Philippe, who serves as prime minister under newly elected French President Emmanuel Macron, dropped a bit of history during his announcement, citing Louis Pasteur, the French biologist who pioneered lab-manufactured vaccines in the 19th century. "Children are still dying of measles. In the homeland of Pasteur, that is not admissible," he said on Tuesday according to Le Figaro.
The new mandate can't come soon enough. In the first two months of 2017 alone, there were 79 cases of measles reported in France—mainly in the northeastern Lorraine region, which saw an outbreak of 50 cases, according to the European Centre for Disease Prevention and Control. And from 2008 to 2016, France had more than 24,000 cases of measles, 1,500 of which had serious complications, including 10 deaths, according to The Independent.
The Italian government instituted a similar policy in May, requiring parents to vaccinate their children against 12 common illnesses; if they're not, parents are fined and children are banned from state schools. In his announcement, Italian Prime Minister Paolo Gentiloni cited the "spread of anti-scientific theories" as reason behind a decrease in vaccinations.
With any luck, the UK will be next to make childhood vaccinations mandatory. With 24,000 children not being immunized against measles, mumps, and rubella (the MMR vaccine) each year, the British Medical Association is urging the UK government to consider "the potential advantages and disadvantages of childhood immunization made mandatory under the law."

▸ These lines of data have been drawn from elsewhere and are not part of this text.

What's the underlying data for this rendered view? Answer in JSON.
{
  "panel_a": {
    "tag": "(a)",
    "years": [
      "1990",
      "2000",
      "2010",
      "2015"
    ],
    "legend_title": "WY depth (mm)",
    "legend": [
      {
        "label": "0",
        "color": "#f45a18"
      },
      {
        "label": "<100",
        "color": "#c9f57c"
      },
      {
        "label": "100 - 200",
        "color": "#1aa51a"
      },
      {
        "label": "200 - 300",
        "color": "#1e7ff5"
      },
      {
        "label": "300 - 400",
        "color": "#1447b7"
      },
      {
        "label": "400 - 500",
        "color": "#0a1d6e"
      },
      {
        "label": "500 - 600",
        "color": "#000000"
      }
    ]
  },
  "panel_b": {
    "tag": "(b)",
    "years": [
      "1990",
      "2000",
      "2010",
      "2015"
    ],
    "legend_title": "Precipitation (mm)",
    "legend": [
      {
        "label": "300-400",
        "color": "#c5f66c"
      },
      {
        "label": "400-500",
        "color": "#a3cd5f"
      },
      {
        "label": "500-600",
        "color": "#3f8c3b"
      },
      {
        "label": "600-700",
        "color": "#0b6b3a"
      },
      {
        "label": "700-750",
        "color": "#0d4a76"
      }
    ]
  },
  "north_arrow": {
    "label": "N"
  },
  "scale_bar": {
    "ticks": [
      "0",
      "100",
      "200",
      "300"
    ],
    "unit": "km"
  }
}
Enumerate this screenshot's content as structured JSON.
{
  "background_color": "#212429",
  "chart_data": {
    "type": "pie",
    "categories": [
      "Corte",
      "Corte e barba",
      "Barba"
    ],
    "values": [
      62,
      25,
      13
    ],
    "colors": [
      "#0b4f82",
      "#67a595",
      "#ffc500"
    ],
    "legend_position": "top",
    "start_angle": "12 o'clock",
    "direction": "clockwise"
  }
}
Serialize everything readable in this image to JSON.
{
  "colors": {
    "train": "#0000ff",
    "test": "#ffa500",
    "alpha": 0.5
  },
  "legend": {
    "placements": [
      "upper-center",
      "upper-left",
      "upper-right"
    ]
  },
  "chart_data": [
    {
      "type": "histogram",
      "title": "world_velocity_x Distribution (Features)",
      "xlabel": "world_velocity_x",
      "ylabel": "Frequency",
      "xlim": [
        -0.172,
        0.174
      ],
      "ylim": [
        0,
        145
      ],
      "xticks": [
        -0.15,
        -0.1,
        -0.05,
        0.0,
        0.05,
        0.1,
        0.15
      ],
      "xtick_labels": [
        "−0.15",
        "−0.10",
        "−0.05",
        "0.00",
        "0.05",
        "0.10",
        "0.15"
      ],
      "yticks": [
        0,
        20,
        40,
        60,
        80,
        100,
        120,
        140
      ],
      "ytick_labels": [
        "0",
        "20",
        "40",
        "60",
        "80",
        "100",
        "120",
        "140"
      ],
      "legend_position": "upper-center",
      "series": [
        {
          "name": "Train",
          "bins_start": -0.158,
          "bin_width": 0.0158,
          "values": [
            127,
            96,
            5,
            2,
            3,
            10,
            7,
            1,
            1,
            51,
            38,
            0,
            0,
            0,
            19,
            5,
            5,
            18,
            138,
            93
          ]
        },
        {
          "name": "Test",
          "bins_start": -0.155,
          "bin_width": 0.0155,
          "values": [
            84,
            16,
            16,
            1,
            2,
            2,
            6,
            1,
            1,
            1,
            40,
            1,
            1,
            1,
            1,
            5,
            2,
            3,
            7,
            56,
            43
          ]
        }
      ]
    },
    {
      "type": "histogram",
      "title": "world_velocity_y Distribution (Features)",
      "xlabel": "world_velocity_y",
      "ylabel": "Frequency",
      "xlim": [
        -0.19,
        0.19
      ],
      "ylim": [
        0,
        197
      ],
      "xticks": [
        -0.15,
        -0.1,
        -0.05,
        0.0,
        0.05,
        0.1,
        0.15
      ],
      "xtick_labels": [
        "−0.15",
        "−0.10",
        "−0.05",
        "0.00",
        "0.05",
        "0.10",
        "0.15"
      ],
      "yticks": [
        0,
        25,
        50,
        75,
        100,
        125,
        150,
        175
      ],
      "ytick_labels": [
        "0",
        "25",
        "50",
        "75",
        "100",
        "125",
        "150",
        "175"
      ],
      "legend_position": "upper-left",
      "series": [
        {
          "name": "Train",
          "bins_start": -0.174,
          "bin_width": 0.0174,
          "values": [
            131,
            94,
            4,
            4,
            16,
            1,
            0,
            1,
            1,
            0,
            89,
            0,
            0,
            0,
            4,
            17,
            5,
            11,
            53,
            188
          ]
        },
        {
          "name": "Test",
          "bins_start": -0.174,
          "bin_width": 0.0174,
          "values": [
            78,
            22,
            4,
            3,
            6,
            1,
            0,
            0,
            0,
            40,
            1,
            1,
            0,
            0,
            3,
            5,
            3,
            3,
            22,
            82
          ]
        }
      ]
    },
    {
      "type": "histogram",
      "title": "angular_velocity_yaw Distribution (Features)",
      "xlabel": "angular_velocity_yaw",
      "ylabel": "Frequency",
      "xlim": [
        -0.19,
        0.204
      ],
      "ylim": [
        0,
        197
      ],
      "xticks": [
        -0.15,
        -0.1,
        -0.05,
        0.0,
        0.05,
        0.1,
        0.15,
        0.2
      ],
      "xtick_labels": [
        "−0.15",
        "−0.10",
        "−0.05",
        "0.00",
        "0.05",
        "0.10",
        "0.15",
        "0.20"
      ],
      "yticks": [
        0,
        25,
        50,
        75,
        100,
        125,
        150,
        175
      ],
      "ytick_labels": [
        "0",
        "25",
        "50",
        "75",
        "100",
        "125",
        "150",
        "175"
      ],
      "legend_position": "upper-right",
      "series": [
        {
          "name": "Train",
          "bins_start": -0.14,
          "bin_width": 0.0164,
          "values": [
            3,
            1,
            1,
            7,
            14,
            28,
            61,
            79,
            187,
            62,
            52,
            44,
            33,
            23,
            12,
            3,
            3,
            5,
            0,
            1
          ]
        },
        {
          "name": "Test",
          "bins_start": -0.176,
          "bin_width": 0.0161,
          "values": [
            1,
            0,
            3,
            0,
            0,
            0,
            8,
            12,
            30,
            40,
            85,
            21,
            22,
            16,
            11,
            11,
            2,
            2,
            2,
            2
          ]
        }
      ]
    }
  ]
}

Really, though; national mandates like the ones in Italy and France are necessary to stop the spread of diseases for which we have vaccines. Currently, across France, Britain, United States, and elsewhere in the West, the vaccination rate for measles is below the 95 percent level that stops its spread, according to The Economist. (That's the threshold for herd immunity, or protection of an entire community.) Those stats concern health professionals across the board, and, frankly, they're unacceptable. So hats off to Italy and France; let's hope the rest of the world gets their shit together.